Genetic Testing 101

Genetic testing is appearing more and more frequently in everyday life. With products such as 23andMe available to the public for purchase, people can find out not only their ancestry but also if their bodies contain any genetic markers (predispositions) for diseases or other health factors.

While genetic testing can be a useful way to provide information, it is not strictly necessary in healthy individuals. In some cases, it might even create undue stress. For example, just because someone has a positive result from genetic testing for a disease, it does not necessarily mean they will develop the disease.
When can genetic testing be helpful?
Diagnosis. Genetic testing can help reveal if you have a disease if you begin to show symptoms.
Family History. If your family members have a genetic condition, genetic testing can help determine your risk factor for also getting the condition.
Babies. Some women have genetic testing done if they are trying in vitro fertilization. It is also used when women are pregnant to check the baby’s genes for abnormalities. Testing newborn babies’ genes is required in all states within the United States of America. This is when disorders such as sickle cell disease or congenital hypothyroidism can be discovered.
Medication. Genetic testing can sometimes help determine medication restrictions and dosage for those who have some health conditions or diseases. For example, some people metabolize certain medications faster than others, which can lead to complications and even death.
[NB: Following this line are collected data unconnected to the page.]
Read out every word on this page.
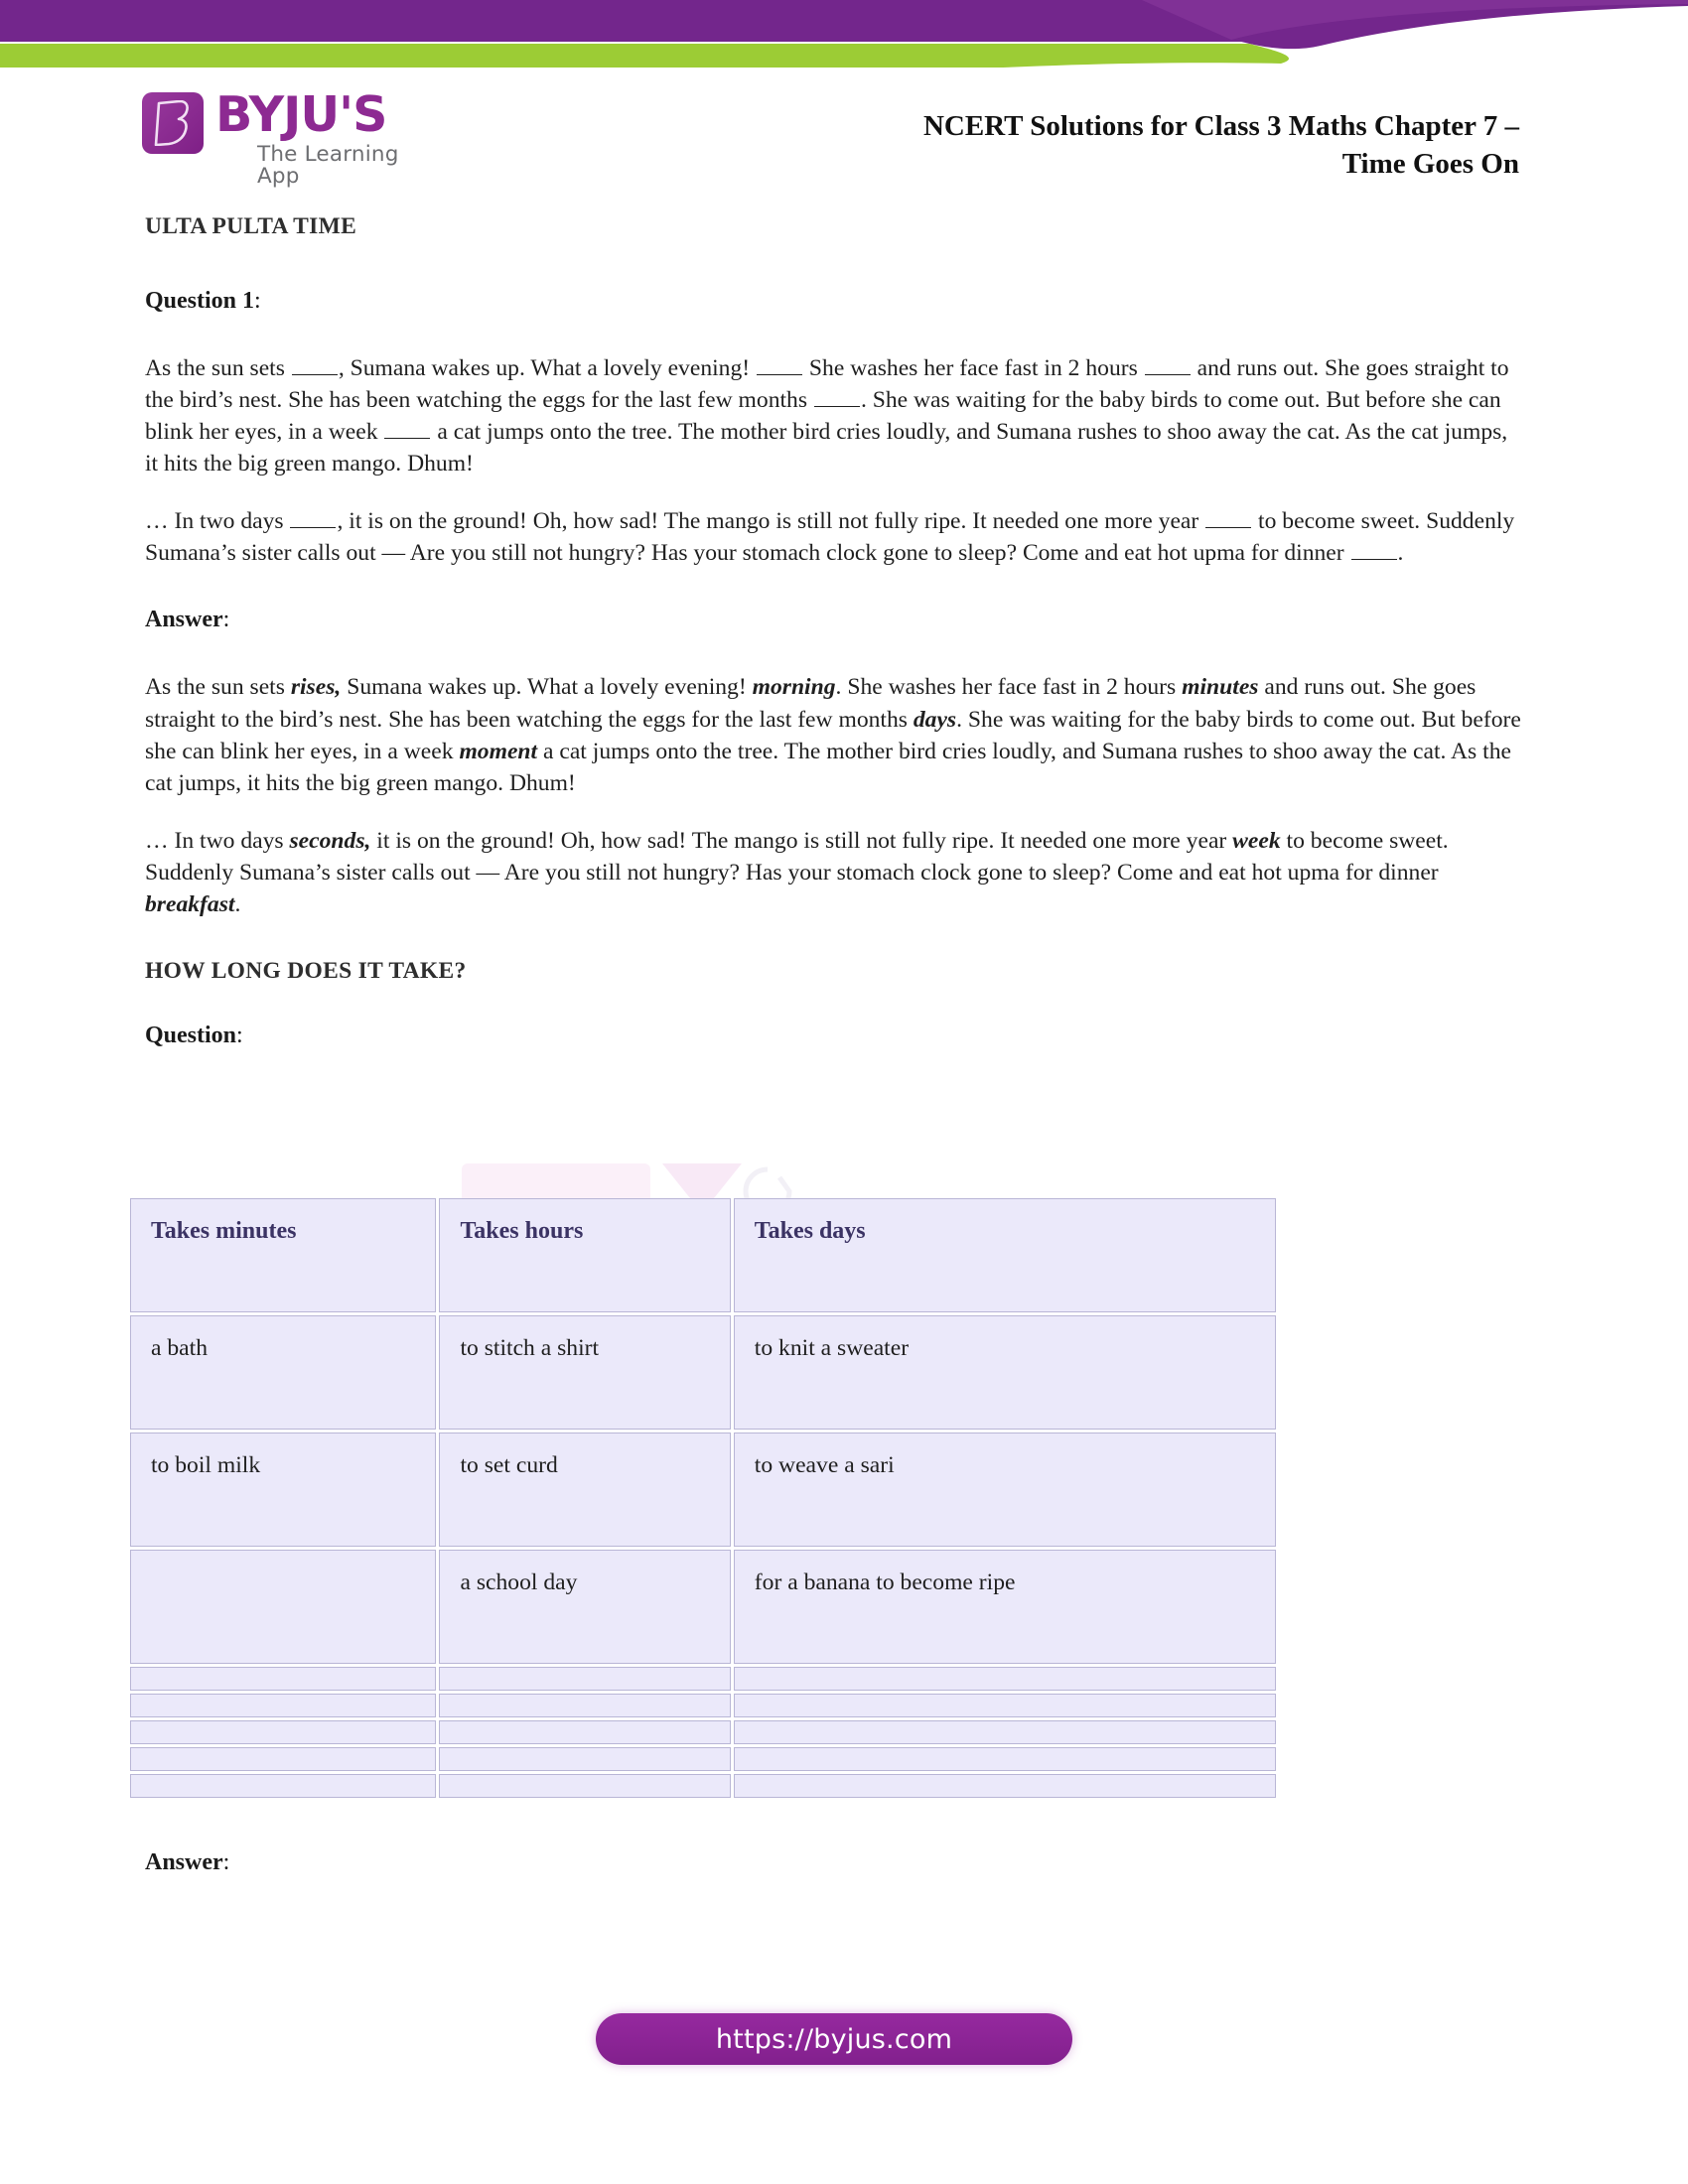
BYJU'S
The Learning App
NCERT Solutions for Class 3 Maths Chapter 7 –
Time Goes On
ULTA PULTA TIME
Question 1:

As the sun sets , Sumana wakes up. What a lovely evening!  She washes her face fast in 2 hours  and runs out. She goes straight to the bird’s nest. She has been watching the eggs for the last few months . She was waiting for the baby birds to come out. But before she can blink her eyes, in a week  a cat jumps onto the tree. The mother bird cries loudly, and Sumana rushes to shoo away the cat. As the cat jumps, it hits the big green mango. Dhum!

… In two days , it is on the ground! Oh, how sad! The mango is still not fully ripe. It needed one more year  to become sweet. Suddenly Sumana’s sister calls out — Are you still not hungry? Has your stomach clock gone to sleep? Come and eat hot upma for dinner .

Answer:

As the sun sets rises, Sumana wakes up. What a lovely evening! morning. She washes her face fast in 2 hours minutes and runs out. She goes straight to the bird’s nest. She has been watching the eggs for the last few months days. She was waiting for the baby birds to come out. But before she can blink her eyes, in a week moment a cat jumps onto the tree. The mother bird cries loudly, and Sumana rushes to shoo away the cat. As the cat jumps, it hits the big green mango. Dhum!

… In two days seconds, it is on the ground! Oh, how sad! The mango is still not fully ripe. It needed one more year week to become sweet. Suddenly Sumana’s sister calls out — Are you still not hungry? Has your stomach clock gone to sleep? Come and eat hot upma for dinner breakfast.

HOW LONG DOES IT TAKE?
Question:
Takes minutes	Takes hours	Takes days
a bath	to stitch a shirt	to knit a sweater
to boil milk	to set curd	to weave a sari
	a school day	for a banana to become ripe

Answer:
https://byjus.com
When having the genes tested, there can be three types of results: positive, negative and inconclusive. Positive results mean that the genetic change being tested for was found—if this happens, you should always talk to a doctor about what this means for you. Negative results mean that the gene change being tested for was not found—though this is not a guarantee that you will never get the disease or disorder associated with the gene. Inconclusive results occur when the test does not provide enough helpful information to make a definitive result.

Not all insurance policies cover genetic tests, so check with your provider before getting tested. Your results will be confidential, and under the Genetic Information Nondiscrimination Act of 2008 (GINA), health insurers and employers cannot discriminate based on test results.